The answer to the third research question, “Does the OTA associated with each offered property influence the CTR?”, is yes. Although price and rank positions were identified as the most important features that influenced users’ decision-making, there were also other factors, in our case the OTA, that could impact users’ decision and thus overall performance metrics of a ranking policy. At the end, in our case, a price-based re-rank algorithm that also keep the balance for the OTA feature would probably have improved the baseline, whereas considering only the price was sufficient to achieve a marginal improvement.

6 Conclusions

In this paper, we studied how different variables affect the user click behaviour in online hotel search. Specifically, we took into account the following variables: (i) rank position, (ii) price, (iii) rating and (iv) number of reviews, and measured their influence by observing changes in the CTR distribution. We started by analysing a historical dataset collected in a meta-search booking platform in which as expected the rank position and the price heavily influenced the user’s choice: a property in the top positions had a greater probability of receiving a click than a property in the last positions and a high price generally discouraged users.

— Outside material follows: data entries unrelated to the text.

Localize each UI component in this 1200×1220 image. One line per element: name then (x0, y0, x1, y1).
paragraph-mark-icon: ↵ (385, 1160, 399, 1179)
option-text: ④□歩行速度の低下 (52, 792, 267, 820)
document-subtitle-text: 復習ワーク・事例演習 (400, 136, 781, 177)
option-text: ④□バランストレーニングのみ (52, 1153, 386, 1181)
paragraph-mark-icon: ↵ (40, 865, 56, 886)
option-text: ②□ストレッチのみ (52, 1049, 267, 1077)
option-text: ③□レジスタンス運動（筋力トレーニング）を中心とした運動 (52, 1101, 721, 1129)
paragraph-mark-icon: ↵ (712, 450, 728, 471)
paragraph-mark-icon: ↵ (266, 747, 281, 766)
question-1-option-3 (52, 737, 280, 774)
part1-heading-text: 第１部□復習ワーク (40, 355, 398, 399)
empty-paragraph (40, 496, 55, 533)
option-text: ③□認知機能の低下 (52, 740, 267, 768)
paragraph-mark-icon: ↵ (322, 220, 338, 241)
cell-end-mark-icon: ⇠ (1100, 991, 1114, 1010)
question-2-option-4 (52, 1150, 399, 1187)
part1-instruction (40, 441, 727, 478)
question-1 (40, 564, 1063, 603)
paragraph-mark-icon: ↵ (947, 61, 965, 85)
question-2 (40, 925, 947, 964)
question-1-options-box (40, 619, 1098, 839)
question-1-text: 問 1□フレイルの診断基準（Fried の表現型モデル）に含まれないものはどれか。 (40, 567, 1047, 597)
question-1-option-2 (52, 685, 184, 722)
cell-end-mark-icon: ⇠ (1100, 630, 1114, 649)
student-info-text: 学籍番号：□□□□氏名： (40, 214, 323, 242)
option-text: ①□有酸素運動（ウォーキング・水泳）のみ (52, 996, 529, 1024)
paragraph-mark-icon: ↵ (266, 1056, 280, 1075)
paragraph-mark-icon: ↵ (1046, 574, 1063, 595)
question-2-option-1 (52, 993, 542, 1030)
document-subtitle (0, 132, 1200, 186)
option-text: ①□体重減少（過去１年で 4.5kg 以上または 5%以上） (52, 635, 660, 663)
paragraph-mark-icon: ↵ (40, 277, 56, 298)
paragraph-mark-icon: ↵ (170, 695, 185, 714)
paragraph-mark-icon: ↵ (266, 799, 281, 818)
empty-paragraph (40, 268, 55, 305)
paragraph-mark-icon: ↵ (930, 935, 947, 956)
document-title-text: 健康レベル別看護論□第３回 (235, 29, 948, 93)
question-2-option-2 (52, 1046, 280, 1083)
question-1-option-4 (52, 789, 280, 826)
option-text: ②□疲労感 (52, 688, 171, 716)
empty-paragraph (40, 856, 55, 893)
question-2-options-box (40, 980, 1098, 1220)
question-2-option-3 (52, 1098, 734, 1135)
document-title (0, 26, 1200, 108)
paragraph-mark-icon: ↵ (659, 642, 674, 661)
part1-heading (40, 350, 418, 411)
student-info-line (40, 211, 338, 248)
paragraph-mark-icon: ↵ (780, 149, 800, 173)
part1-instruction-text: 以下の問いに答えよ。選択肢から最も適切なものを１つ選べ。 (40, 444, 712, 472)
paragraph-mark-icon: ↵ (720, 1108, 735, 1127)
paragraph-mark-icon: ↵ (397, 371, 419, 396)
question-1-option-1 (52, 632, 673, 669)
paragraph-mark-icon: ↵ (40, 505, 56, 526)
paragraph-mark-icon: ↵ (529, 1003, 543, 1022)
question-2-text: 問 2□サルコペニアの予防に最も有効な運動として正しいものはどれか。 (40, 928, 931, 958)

On the other hand, differently from the previous literature, we found that the average rating had a weak influence on the user’s choice. Probably, this influence was heavily confounded by the influence of the price because, as stated by [3], average ratings are influenced by price: products tend to have a higher rating when they have a higher price. Even regarding the number of reviews, we discovered that this variable did not have a significant effect on user’s choice. This was because above a threshold, about 35 reviews in our case, the user trusted the average rating, and a larger number of reviews did not change the user’s perception.

To further verify the influence of price, we ran an online A/B test on the company’s website to compare a Baseline policy with a price-based re-rank policy that shuffles the top-25 offered properties in recommendation lists. The results showed that the re-rank policy improved the CTR for the first rank position, confirming that price was a key factor that influenced users click behaviour. Furthermore, we observed that also the OTA associated with a property, influenced the user decision. For example, in our case the most common OTA achieved a higher CTR for every rank position compared to the other OTAs and seems to be favoured more by users.

This work consequently highlights the many influence factors and biases on users decision-making in online travel search that are disregarded in most offline datasets by presenting the outcome of a price-based re-rank strategy.